Feuerung und Beheizung
Feuerung
Die Aufgabe der Feuerung ist es, den im Brennstoff enthaltenen Kohlenstoff, Wasserstoff und eventuell Schwefel vollständig in CO2, H2O und SO2 zu verbrennen. Damit dies möglichst schadstoffarm erfolgen kann, müssen vor allem der Brennstoff und die Verbrennungsluft im richtigen Mischungsverhältnis zeitlich und örtlich im Verbrennungsraum vorhanden sein.
Für Großwasserraumkessel werden hierfür fast ausschließlich Überdruckfeuerungen eingesetzt. Das heißt, dass das Verbrennungsluftgebläse den durch den Kessel und ggf. vorhandene nachgeschaltete Wärmetauscher verursachten Widerstand von 5 ... ≤ 50 mbar an Überdruck zur Verfügung stellen muss. Im Feuerraum besteht deshalb stets ein geringer Überdruck.
Technische Information: Anforderungen an eine bauseitige Brenneranlage
Brennstoffe
Trotz vermehrtem Einsatz von alternativer Primärenergie, sind Erdgas und Heizöl nach wie vor die am häufigsten eingesetzten Brennstoffe. Je nach Betriebsweise des Heißwasser- oder Heizkessels, der erforderlichen Leistung oder den Anforderungen an die Emissionswerte bietet jeder dieser Standardbrennstoffe unterschiedliche Vorteile und eignet sich für verschiedene Anwendungen.
Neben den standardisierten Brennstoffen können auch unterschiedlichste gasförmige und flüssige Brennstoffe in einem Großwasserraumkessel eingesetzt werden. Je nach Brennstoff ist dies einfach zu realisieren oder erfordert größeren Mehraufwand. In jedem Fall sollte der Einsatz dieser Brennstoffe in der Projektphase genau betrachtet werden, da diese neben den erhöhten Investitionen auch mitunter eine strengere Überwachung und Wartung im Betrieb erfordern.

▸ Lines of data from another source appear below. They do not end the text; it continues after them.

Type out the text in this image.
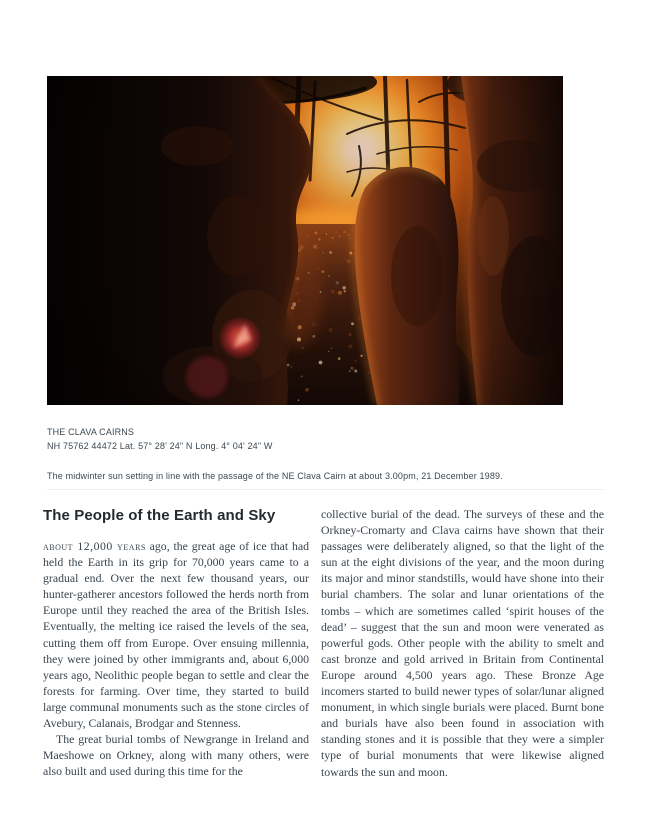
THE CLAVA CAIRNS
NH 75762 44472 Lat. 57° 28' 24" N Long. 4° 04' 24" W
The midwinter sun setting in line with the passage of the NE Clava Cairn at about 3.00pm, 21 December 1989.
The People of the Earth and Sky

about 12,000 years ago, the great age of ice that had held the Earth in its grip for 70,000 years came to a gradual end. Over the next few thousand years, our hunter-gatherer ancestors followed the herds north from Europe until they reached the area of the British Isles. Eventually, the melting ice raised the levels of the sea, cutting them off from Europe. Over ensuing millennia, they were joined by other immigrants and, about 6,000 years ago, Neolithic people began to settle and clear the forests for farming. Over time, they started to build large communal monuments such as the stone circles of Avebury, Calanais, Brodgar and Stenness.

The great burial tombs of Newgrange in Ireland and Maeshowe on Orkney, along with many others, were also built and used during this time for the

collective burial of the dead. The surveys of these and the Orkney-Cromarty and Clava cairns have shown that their passages were deliberately aligned, so that the light of the sun at the eight divisions of the year, and the moon during its major and minor standstills, would have shone into their burial chambers. The solar and lunar orientations of the tombs – which are sometimes called ‘spirit houses of the dead’ – suggest that the sun and moon were venerated as powerful gods. Other people with the ability to smelt and cast bronze and gold arrived in Britain from Continental Europe around 4,500 years ago. These Bronze Age incomers started to build newer types of solar/lunar aligned monument, in which single burials were placed. Burnt bone and burials have also been found in association with standing stones and it is possible that they were a simpler type of burial monuments that were likewise aligned towards the sun and moon.
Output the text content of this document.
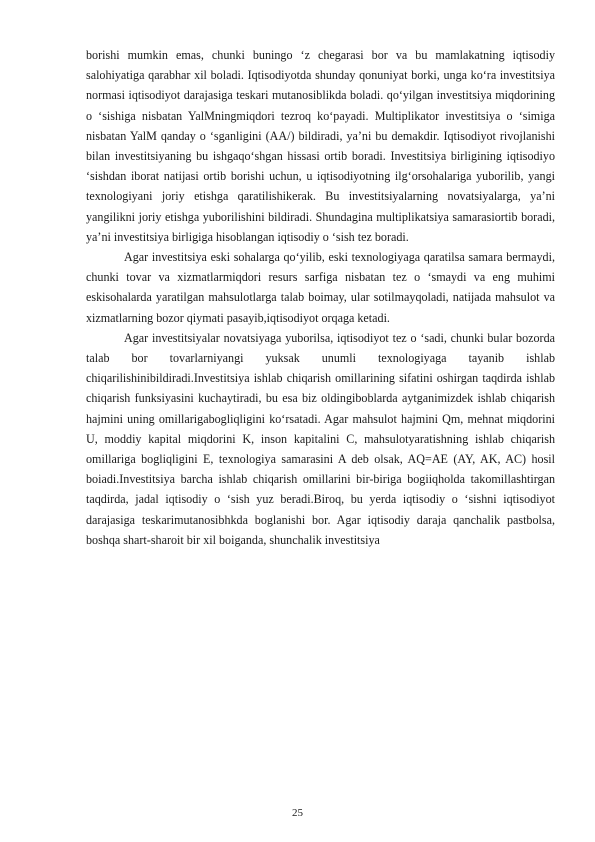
borishi mumkin emas, chunki buningo ‘z chegarasi bor va bu mamlakatning iqtisodiy salohiyatiga qarabhar xil boladi. Iqtisodiyotda shunday qonuniyat borki, unga ko‘ra investitsiya normasi iqtisodiyot darajasiga teskari mutanosiblikda boladi. qo‘yilgan investitsiya miqdorining o ‘sishiga nisbatan YalMningmiqdori tezroq ko‘payadi. Multiplikator investitsiya o ‘simiga nisbatan YalM qanday o ‘sganligini (AA/) bildiradi, ya’ni bu demakdir. Iqtisodiyot rivojlanishi bilan investitsiyaning bu ishgaqo‘shgan hissasi ortib boradi. Investitsiya birligining iqtisodiyo ‘sishdan iborat natijasi ortib borishi uchun, u iqtisodiyotning ilg‘orsohalariga yuborilib, yangi texnologiyani joriy etishga qaratilishikerak. Bu investitsiyalarning novatsiyalarga, ya’ni yangilikni joriy etishga yuborilishini bildiradi. Shundagina multiplikatsiya samarasiortib boradi, ya’ni investitsiya birligiga hisoblangan iqtisodiy o ‘sish tez boradi.

Agar investitsiya eski sohalarga qo‘yilib, eski texnologiyaga qaratilsa samara bermaydi, chunki tovar va xizmatlarmiqdori resurs sarfiga nisbatan tez o ‘smaydi va eng muhimi eskisohalarda yaratilgan mahsulotlarga talab boimay, ular sotilmayqoladi, natijada mahsulot va xizmatlarning bozor qiymati pasayib,iqtisodiyot orqaga ketadi.

Agar investitsiyalar novatsiyaga yuborilsa, iqtisodiyot tez o ‘sadi, chunki bular bozorda talab bor tovarlarniyangi yuksak unumli texnologiyaga tayanib ishlab chiqarilishinibildiradi.Investitsiya ishlab chiqarish omillarining sifatini oshirgan taqdirda ishlab chiqarish funksiyasini kuchaytiradi, bu esa biz oldingiboblarda aytganimizdek ishlab chiqarish hajmini uning omillarigabogliqligini ko‘rsatadi. Agar mahsulot hajmini Qm, mehnat miqdorini U, moddiy kapital miqdorini K, inson kapitalini C, mahsulotyaratishning ishlab chiqarish omillariga bogliqligini E, texnologiya samarasini A deb olsak, AQ=AE (AY, AK, AC) hosil boiadi.Investitsiya barcha ishlab chiqarish omillarini bir-biriga bogiiqholda takomillashtirgan taqdirda, jadal iqtisodiy o ‘sish yuz beradi.Biroq, bu yerda iqtisodiy o ‘sishni iqtisodiyot darajasiga teskarimutanosibhkda boglanishi bor. Agar iqtisodiy daraja qanchalik pastbolsa, boshqa shart-sharoit bir xil boiganda, shunchalik investitsiya

25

Die Verbrennung dieser Brennstoffe kann dabei als eigenständiger Zusatzbrennstoff, z.B. bei der Verwendung eines Zweistoffbrenners mit Erdgas und einem flüssigen Sonderbrennstoff, oder als Beimischverbrennung, z. B. Erdgas mit Biogas, erfolgen.
Vor allem für eine möglichst schadstoffarme Verbrennung ist die richtige Kombination von Brennstoff, Feuerungseinrichtung und Feuerraum entscheidend.
Gebläsevarianten von Feuerungen
Monoblockbrenner
Monoblockbrenner in der Schnittdarstellung (Bild: Weishaupt)
Installierter Monoblockbrenner an Heißwasserkessel
Als Monoblock- oder Gebläsebrenner bezeichnet man Feuerungssysteme, bei denen das Verbrennungsluftgebläse direkt im Gehäuse des Brenners integriert ist. Dieses Brennersystem eignet sich für Heizöl, gasförmige Brennstoffe und auch als Kombisystem, bei dem ein einfacher Wechsel zwischen Gas- und Ölverbrennung möglich ist. Die Vorteile von Monoblockbrennern liegen vor allem in ihrer kompakten und damit günstigen Bauweise und der Möglichkeit, alle Systeme der Feuerungsanlage platzsparend direkt am Kessel anbauen zu können. Monoblockbrenner können bis zu einer Feuerungsleistung von etwa 10 MW eingesetzt werden. Sie eignen sich jedoch nicht für den Einsatz einer Luftvorwärmung.
DuoblockbrennerAls Duoblockbrenner werden Brenner bezeichnet, bei denen das Verbrennungsluftgebläse getrennt von der Verbrennungseinheit aufgestellt wird. Die Verbindung vom Verbrennungsluftgebläse zum Brenner erfolgt durch einen Verbrennungsluftkanal. Die Duoblockbrenner werden speziell bei großen Feuerungsleistungen und bei Einsatz einer Luftvorwärmung verwendet.